Like so many previous academic years, most of them will not have any computer science or computational thinking lessons as part of formal school curricula.

As long as education systems here in the Netherlands and around the world don’t integrate these, we urge parents to take matters into their own hands. Intervening early will ensure that children acquire 21st century skills and prepare them for future hobby, study and employment opportunities.

Parents often ask us for tips on how they can encourage their children to cultivate an interest in technology and how it works. NewTechKids has compiled the following five tips for preparing kids to be successful technologists:

#1. Focus on Computational Thinking Skills, Not Coding Skills

It’s tempting to assume that if kids know how to use technology or code, they are on their way to becoming successful technologists. Parents should be aware that this is not the case. While these activities are important, parents should seek out learning opportunities which help kids develop computational thinking skills. Computational thinking means that kids think in ways which help them to:

  • see situations in their entirety or as inter-connected parts
  • break problems into smaller parts in order to solve them
  • analyse and structure information
  • understand how the technology and machines around them work
  • design and program technology to solve challenges

Computer science is an excellent subject to teach kids computational thinking skills. Unlike many other organizations which define computer science exclusively as coding, NewTechKids defines computer science broadly to include programming (coding), technology systems, design and prototyping, and technological literacy.

Case in point: Coding prepares kids to develop apps for Facebook. Computational thinking prepares kids to re-imagine social networking and then work with a multidisciplinary team of technologists to develop solutions.

#2. Encourage Kids to be Active Inventors 

Hours of watching YouTube tutorials or playing on the Xbox is conditioning kids to be first and foremost passive technology users.

We strongly advise parents to intervene early to make sure that kids learn to be technology creators AND technology users. This means introducing activities which stimulate creativity and encourage kids to enjoy creation processes (imagining, planning, designing and building). Parents should provide young children with building blocks, arts and craft supplies, and pen and paper earlier than technology devices and continue to provide ‘no tech’ activities as children age.
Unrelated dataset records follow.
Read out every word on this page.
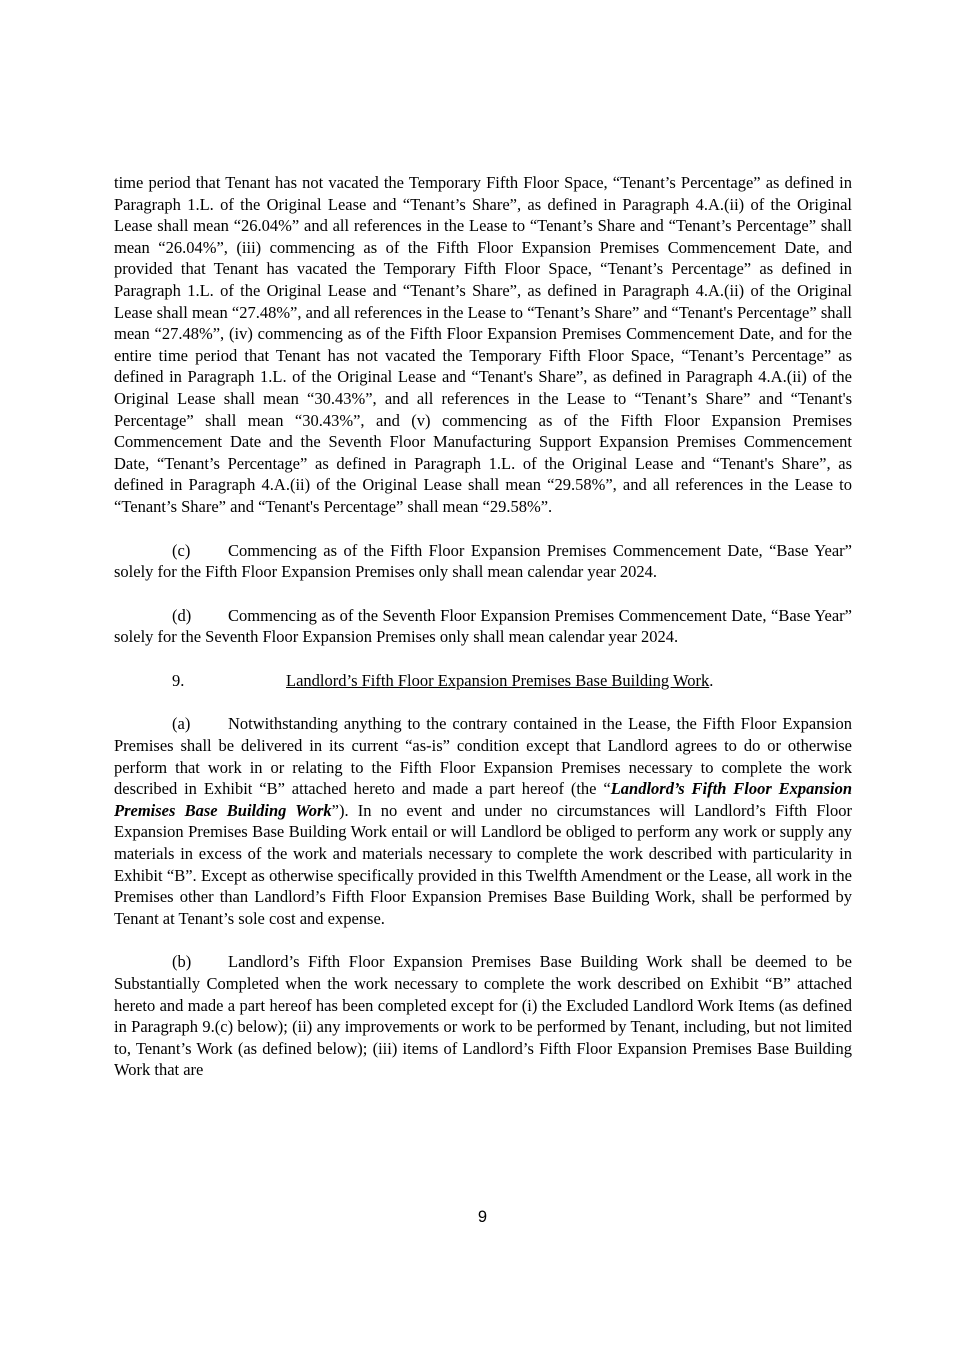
time period that Tenant has not vacated the Temporary Fifth Floor Space, “Tenant’s Percentage” as defined in Paragraph 1.L. of the Original Lease and “Tenant’s Share”, as defined in Paragraph 4.A.(ii) of the Original Lease shall mean “26.04%” and all references in the Lease to “Tenant’s Share and “Tenant’s Percentage” shall mean “26.04%”, (iii) commencing as of the Fifth Floor Expansion Premises Commencement Date, and provided that Tenant has vacated the Temporary Fifth Floor Space, “Tenant’s Percentage” as defined in Paragraph 1.L. of the Original Lease and “Tenant’s Share”, as defined in Paragraph 4.A.(ii) of the Original Lease shall mean “27.48%”, and all references in the Lease to “Tenant’s Share” and “Tenant's Percentage” shall mean “27.48%”, (iv) commencing as of the Fifth Floor Expansion Premises Commencement Date, and for the entire time period that Tenant has not vacated the Temporary Fifth Floor Space, “Tenant’s Percentage” as defined in Paragraph 1.L. of the Original Lease and “Tenant's Share”, as defined in Paragraph 4.A.(ii) of the Original Lease shall mean “30.43%”, and all references in the Lease to “Tenant’s Share” and “Tenant's Percentage” shall mean “30.43%”, and (v) commencing as of the Fifth Floor Expansion Premises Commencement Date and the Seventh Floor Manufacturing Support Expansion Premises Commencement Date, “Tenant’s Percentage” as defined in Paragraph 1.L. of the Original Lease and “Tenant's Share”, as defined in Paragraph 4.A.(ii) of the Original Lease shall mean “29.58%”, and all references in the Lease to “Tenant’s Share” and “Tenant's Percentage” shall mean “29.58%”.

(c) Commencing as of the Fifth Floor Expansion Premises Commencement Date, “Base Year” solely for the Fifth Floor Expansion Premises only shall mean calendar year 2024.

(d) Commencing as of the Seventh Floor Expansion Premises Commencement Date, “Base Year” solely for the Seventh Floor Expansion Premises only shall mean calendar year 2024.

9.	Landlord’s Fifth Floor Expansion Premises Base Building Work.

(a) Notwithstanding anything to the contrary contained in the Lease, the Fifth Floor Expansion Premises shall be delivered in its current “as-is” condition except that Landlord agrees to do or otherwise perform that work in or relating to the Fifth Floor Expansion Premises necessary to complete the work described in Exhibit “B” attached hereto and made a part hereof (the “Landlord’s Fifth Floor Expansion Premises Base Building Work”). In no event and under no circumstances will Landlord’s Fifth Floor Expansion Premises Base Building Work entail or will Landlord be obliged to perform any work or supply any materials in excess of the work and materials necessary to complete the work described with particularity in Exhibit “B”. Except as otherwise specifically provided in this Twelfth Amendment or the Lease, all work in the Premises other than Landlord’s Fifth Floor Expansion Premises Base Building Work, shall be performed by Tenant at Tenant’s sole cost and expense.

(b) Landlord’s Fifth Floor Expansion Premises Base Building Work shall be deemed to be Substantially Completed when the work necessary to complete the work described on Exhibit “B” attached hereto and made a part hereof has been completed except for (i) the Excluded Landlord Work Items (as defined in Paragraph 9.(c) below); (ii) any improvements or work to be performed by Tenant, including, but not limited to, Tenant’s Work (as defined below); (iii) items of Landlord’s Fifth Floor Expansion Premises Base Building Work that are

9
When children reach seven years old, we suggest adding technology such as programming kits, programmable toys and robotics kits. We suggest technology tools which combine building and programming such as LEGO WeDo, Little Bits Arduino Coding Kit and LEGO Mindstorms.

#3. Enrol Your Child in Computer Science and Programming Activities 

Computational thinking takes time and improves with practice.
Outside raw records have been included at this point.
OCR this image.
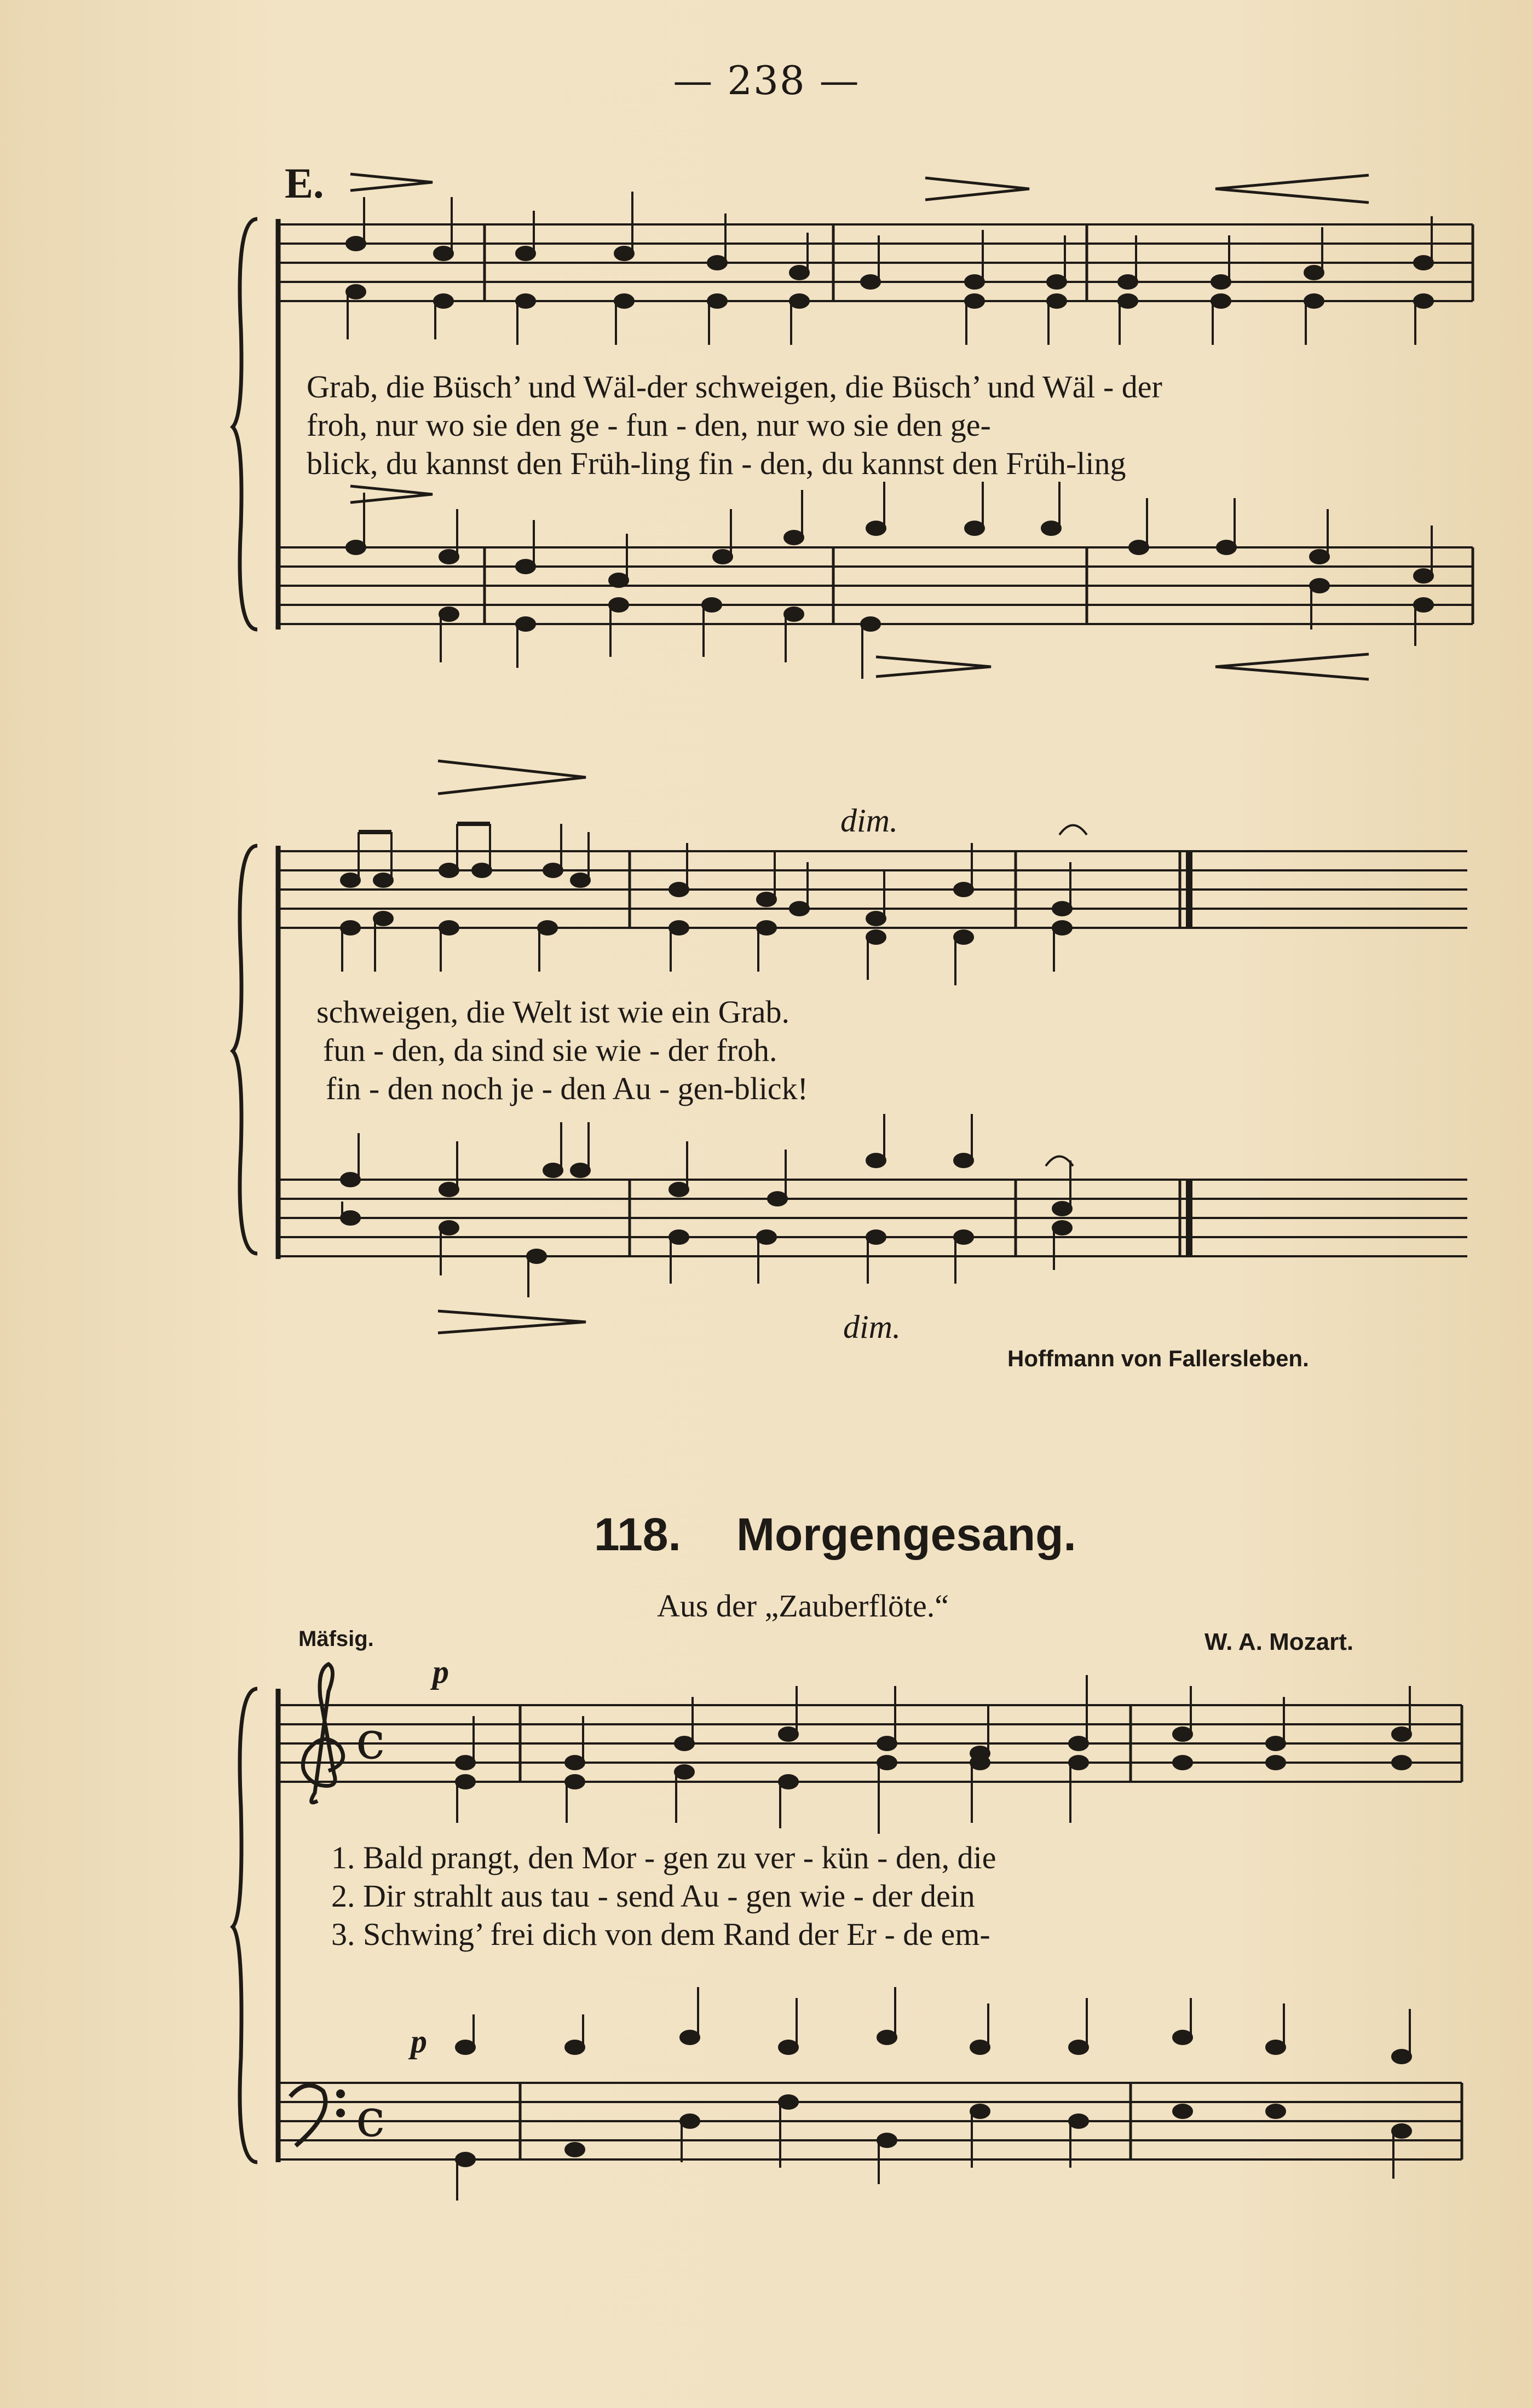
c
c

— 238 —

E.

Grab, die Büsch’ und Wäl-der schweigen, die Büsch’ und Wäl - der

froh, nur wo sie den ge - fun - den, nur wo sie den ge-

blick, du kannst den Früh-ling fin - den, du kannst den Früh-ling

dim.

schweigen, die Welt ist wie ein Grab.

fun - den, da sind sie wie - der froh.

fin - den noch je - den Au - gen-blick!

dim.

Hoffmann von Fallersleben.

118. Morgengesang.

Aus der „Zauberflöte.“

Mäfsig.	W. A. Mozart.

p

1. Bald prangt, den Mor - gen zu ver - kün - den, die

2. Dir strahlt aus tau - send Au - gen wie - der dein

3. Schwing’ frei dich von dem Rand der Er - de em-

p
If computer science or programming aren’t offered at your school, we strongly advise parents to send their children to (free and fee-based) after-school programs to bridge this gap. When evaluating programs, here is a list of questions to ask program providers:

  • How does your organization define computational thinking?
  • Will this program help my child develop computational thinking skills?
  • Will this program help my child acquire 21st century skills such as creativity, problem-solving, critical thinking, teamwork and communication?
  • Will this program provide my child with a solid foundation to understand the fundamental computer science concepts that are present in all technology?
  • Does this program match the way primary school children learn e.g. with tangible objects?
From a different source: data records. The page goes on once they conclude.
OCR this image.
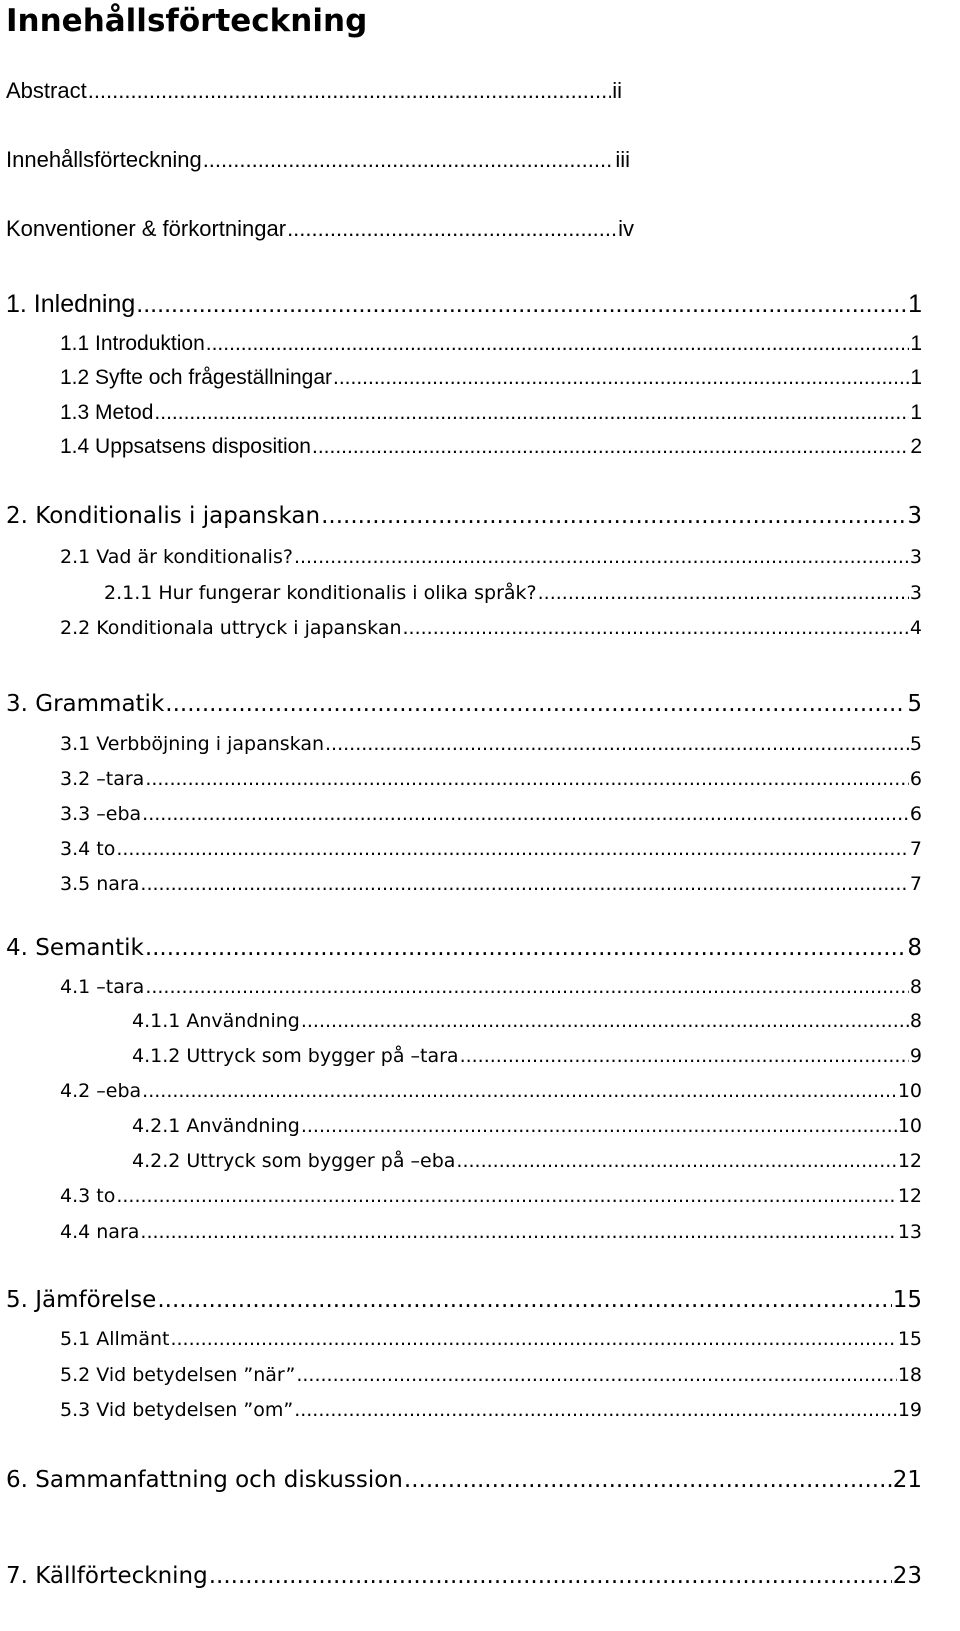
Innehållsförteckning
Abstract .....	ii
Innehållsförteckning .....	iii
Konventioner & förkortningar .....	iv
1. Inledning .....	1
1.1 Introduktion .....	1
1.2 Syfte och frågeställningar .....	1
1.3 Metod .....	1
1.4 Uppsatsens disposition .....	2
2. Konditionalis i japanskan .....	3
2.1 Vad är konditionalis? .....	3
2.1.1 Hur fungerar konditionalis i olika språk? .....	3
2.2 Konditionala uttryck i japanskan .....	4
3. Grammatik .....	5
3.1 Verbböjning i japanskan .....	5
3.2 –tara .....	6
3.3 –eba .....	6
3.4 to .....	7
3.5 nara .....	7
4. Semantik .....	8
4.1 –tara .....	8
4.1.1 Användning .....	8
4.1.2 Uttryck som bygger på –tara .....	9
4.2 –eba .....	10
4.2.1 Användning .....	10
4.2.2 Uttryck som bygger på –eba .....	12
4.3 to .....	12
4.4 nara .....	13
5. Jämförelse .....	15
5.1 Allmänt .....	15
5.2 Vid betydelsen ”när” .....	18
5.3 Vid betydelsen ”om” .....	19
6. Sammanfattning och diskussion .....	21
7. Källförteckning .....	23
#4. Lobby Primary Schools to Include Computational Thinking and Computer Science in Curricula

Very few primary schools are teaching computational thinking and computer science. (Take a look at the situation in the EU.) There’s a lack of expertise (pedagogy, teaching approaches and classroom management strategies) as well as resources (curriculum, lesson plans and teaching materials). Teacher training at the primary school level is almost non-existent so most classroom teachers are not trained to teach this subject.

We strongly advise parents to lobby governments to support R&D activities related to this type of education and speed up introduction and expansion, beginning in primary school and carrying on throughout high school and university.

Parents can also lobby their schools to work with computer science education experts to offer computer science and programming programs, projects and workshops. New collaborations between teachers and these experts are key to introducing and expanding computer science education in schools.

#5. Talk about Technology with Your Kids

We’ve taught computer science and technological literacy to primary school children for almost three years. Consistently, we observe that children easily identify computers, smartphones, tablets and gaming consoles as technology but often don’t see how technology is embedded in the objects and environments around them.

We strongly advise parents to start discussing technology with their children. Parents and kids can discuss the technology in their homes (energy systems, smart appliances, home assistants) and out in public (traffic lights, metro doors, retail scanners, GPS, security systems). Discussions can explore how and why technology works, what kind of professionals design, create and program it, advantages and disadvantages, and technology’s impact on issues such as work, skills development, automation, data gathering and privacy.